By Kim Chandler
Federal judges said Tuesday that they will draft new congressional lines for Alabama after lawmakers refused to create a second district where Black voters at least came close to comprising a majority, as suggested by the court.
In blocking the newly drawn congressional map, the three-judge panel wrote that they are “deeply troubled” that Alabama lawmakers flouted their instruction to create a second majority-Black district or something close to it. A designated special master will be tapped to draw new districts for the state, the judges ordered.
“This is a significant step toward equal representation for Black Alabamians,” said former U.S. Attorney General Eric Holder, chairman of the National Democratic Redistricting Committee, which backed one of the court challenges that led to the decision.
The Alabama attorney general’s office did not immediately respond to an email seeking comment. The state is expected to appeal the decision to the U.S. Supreme Court.
The Republican-controlled Alabama Legislature hastily drew new lines this summer after the U.S. Supreme Court in June upheld the panel’s finding that the map — that had one majority-Black district out of seven in a state where 27% of residents are Black — likely violated the U.S. Voting Rights Act.
The three-judge panel, in striking down Alabama’s map in 2022, said the state should have two districts where Black voters have an opportunity to elect their preferred candidates. Because of racially polarized voting in the state, that map would need to include a second district where Black voters are the majority or “something quite close,” the judges wrote.
Alabama lawmakers in July passed a new map that maintained a single majority-Black district and boosted the percentage of Black voters in another district, District 2, from about 30% to almost 40%.

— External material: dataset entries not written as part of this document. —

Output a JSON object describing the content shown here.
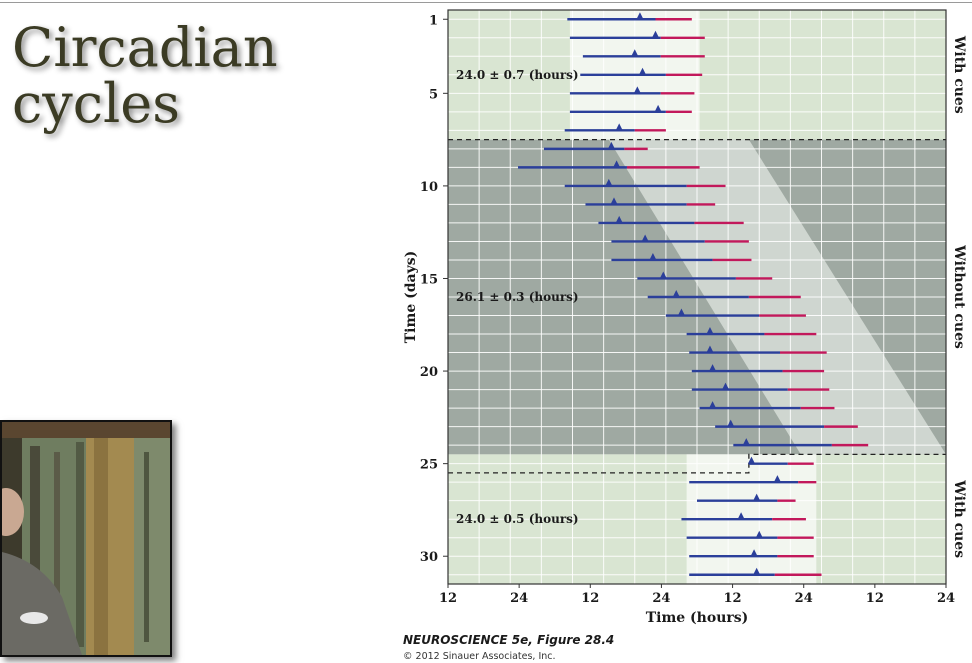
{
  "slide": {
    "title_line1": "Circadian",
    "title_line2": "cycles",
    "caption": "NEUROSCIENCE 5e, Figure 28.4",
    "copyright": "© 2012 Sinauer Associates, Inc."
  },
  "chart_data": {
    "type": "actogram",
    "xlabel": "Time (hours)",
    "ylabel": "Time (days)",
    "x_ticks": [
      "12",
      "24",
      "12",
      "24",
      "12",
      "24",
      "12",
      "24"
    ],
    "y_ticks": [
      1,
      5,
      10,
      15,
      20,
      25,
      30
    ],
    "xlim": [
      0,
      96
    ],
    "ylim": [
      1,
      31
    ],
    "grid": true,
    "phase_labels": [
      "With cues",
      "Without cues",
      "With cues"
    ],
    "period_annotations": [
      {
        "text": "24.0 ± 0.7 (hours)",
        "day": 4
      },
      {
        "text": "26.1 ± 0.3 (hours)",
        "day": 16
      },
      {
        "text": "24.0 ± 0.5 (hours)",
        "day": 28
      }
    ],
    "colors": {
      "wake": "#2b3f9a",
      "sleep": "#c2185b",
      "marker": "#2b3f9a",
      "bg_light": "#d9e5d2",
      "bg_dark": "#9fa9a2",
      "band_light": "#f2f6ef",
      "band_dark": "#cfd6d0"
    },
    "days": [
      {
        "day": 1,
        "start": 23.0,
        "marker": 37.0,
        "sleep_start": 40.0,
        "end": 47.0
      },
      {
        "day": 2,
        "start": 23.5,
        "marker": 40.0,
        "sleep_start": 41.0,
        "end": 49.5
      },
      {
        "day": 3,
        "start": 26.0,
        "marker": 36.0,
        "sleep_start": 41.0,
        "end": 49.5
      },
      {
        "day": 4,
        "start": 25.5,
        "marker": 37.5,
        "sleep_start": 42.0,
        "end": 49.0
      },
      {
        "day": 5,
        "start": 23.5,
        "marker": 36.5,
        "sleep_start": 41.0,
        "end": 47.5
      },
      {
        "day": 6,
        "start": 23.5,
        "marker": 40.5,
        "sleep_start": 42.0,
        "end": 47.0
      },
      {
        "day": 7,
        "start": 22.5,
        "marker": 33.0,
        "sleep_start": 36.0,
        "end": 42.0
      },
      {
        "day": 8,
        "start": 18.5,
        "marker": 31.5,
        "sleep_start": 34.0,
        "end": 38.5
      },
      {
        "day": 9,
        "start": 13.5,
        "marker": 32.5,
        "sleep_start": 34.5,
        "end": 48.5
      },
      {
        "day": 10,
        "start": 22.5,
        "marker": 31.0,
        "sleep_start": 46.0,
        "end": 53.5
      },
      {
        "day": 11,
        "start": 26.5,
        "marker": 32.0,
        "sleep_start": 46.0,
        "end": 51.5
      },
      {
        "day": 12,
        "start": 29.0,
        "marker": 33.0,
        "sleep_start": 47.5,
        "end": 57.0
      },
      {
        "day": 13,
        "start": 31.5,
        "marker": 38.0,
        "sleep_start": 49.5,
        "end": 58.0
      },
      {
        "day": 14,
        "start": 31.5,
        "marker": 39.5,
        "sleep_start": 51.0,
        "end": 58.5
      },
      {
        "day": 15,
        "start": 36.5,
        "marker": 41.5,
        "sleep_start": 55.5,
        "end": 62.5
      },
      {
        "day": 16,
        "start": 38.5,
        "marker": 44.0,
        "sleep_start": 58.0,
        "end": 68.0
      },
      {
        "day": 17,
        "start": 42.0,
        "marker": 45.0,
        "sleep_start": 60.0,
        "end": 69.0
      },
      {
        "day": 18,
        "start": 46.0,
        "marker": 50.5,
        "sleep_start": 61.0,
        "end": 71.0
      },
      {
        "day": 19,
        "start": 46.5,
        "marker": 50.5,
        "sleep_start": 64.0,
        "end": 73.0
      },
      {
        "day": 20,
        "start": 47.0,
        "marker": 51.0,
        "sleep_start": 64.5,
        "end": 72.5
      },
      {
        "day": 21,
        "start": 47.0,
        "marker": 53.5,
        "sleep_start": 65.5,
        "end": 73.5
      },
      {
        "day": 22,
        "start": 48.5,
        "marker": 51.0,
        "sleep_start": 68.0,
        "end": 74.5
      },
      {
        "day": 23,
        "start": 51.5,
        "marker": 54.5,
        "sleep_start": 72.5,
        "end": 79.0
      },
      {
        "day": 24,
        "start": 55.0,
        "marker": 57.5,
        "sleep_start": 74.0,
        "end": 81.0
      },
      {
        "day": 25,
        "start": 58.0,
        "marker": 58.5,
        "sleep_start": 65.5,
        "end": 70.5
      },
      {
        "day": 26,
        "start": 46.5,
        "marker": 63.5,
        "sleep_start": 67.5,
        "end": 71.0
      },
      {
        "day": 27,
        "start": 48.0,
        "marker": 59.5,
        "sleep_start": 63.5,
        "end": 67.0
      },
      {
        "day": 28,
        "start": 45.0,
        "marker": 56.5,
        "sleep_start": 62.5,
        "end": 69.0
      },
      {
        "day": 29,
        "start": 46.0,
        "marker": 60.0,
        "sleep_start": 63.5,
        "end": 70.5
      },
      {
        "day": 30,
        "start": 46.5,
        "marker": 59.0,
        "sleep_start": 63.5,
        "end": 70.5
      },
      {
        "day": 31,
        "start": 46.5,
        "marker": 59.5,
        "sleep_start": 63.0,
        "end": 72.0
      }
    ]
  }
}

“We are not aware of any other case in which a state legislature — faced with a federal court order declaring that its electoral plan unlawfully dilutes minority votes and requiring a plan that provides an additional opportunity district — responded with a plan that the state concedes does not provide that district,” the judges wrote in the ruling rejecting the new map.
The group of Black voters who filed one of the two lawsuits that led to the order likened Alabama’s defiance in the case to that of segregationist Gov. George Wallace, who unsuccessfully tried to defy court orders to desegregate.
“History is repeating itself and the district court’s decision confirms that Alabama is again on the losing side. We demand that Alabama again move out of the way and obey our laws — we demand our voting rights,” plaintiffs said in a statement.
In a hearing last month, all three judges pointedly questioned the state's solicitor general about the state's refusal to create a second majority-Black district.
Alabama argued the map complied with the Voting Rights Act and the Supreme Court decision in the case. The state argued that justices did not require the creation of a second majority-Black district if doing so would mean violating traditional redistricting principles, such as keeping communities of interest together.
“District 2 is as close as you are going to get to a second majority-Black district without violating the Supreme Court's decision,” Alabama Solicitor General Edmund LaCour said during oral arguments.
Abha Khanna, an attorney representing one group of plaintiffs in the case, argued during the hearing that Alabama chose “defiance over compliance.”
“Alabama has chosen instead to thumb its nose at this court and to thumb its nose at the nation’s highest court and to thumb its nose at its own Black citizens,” Khanna said.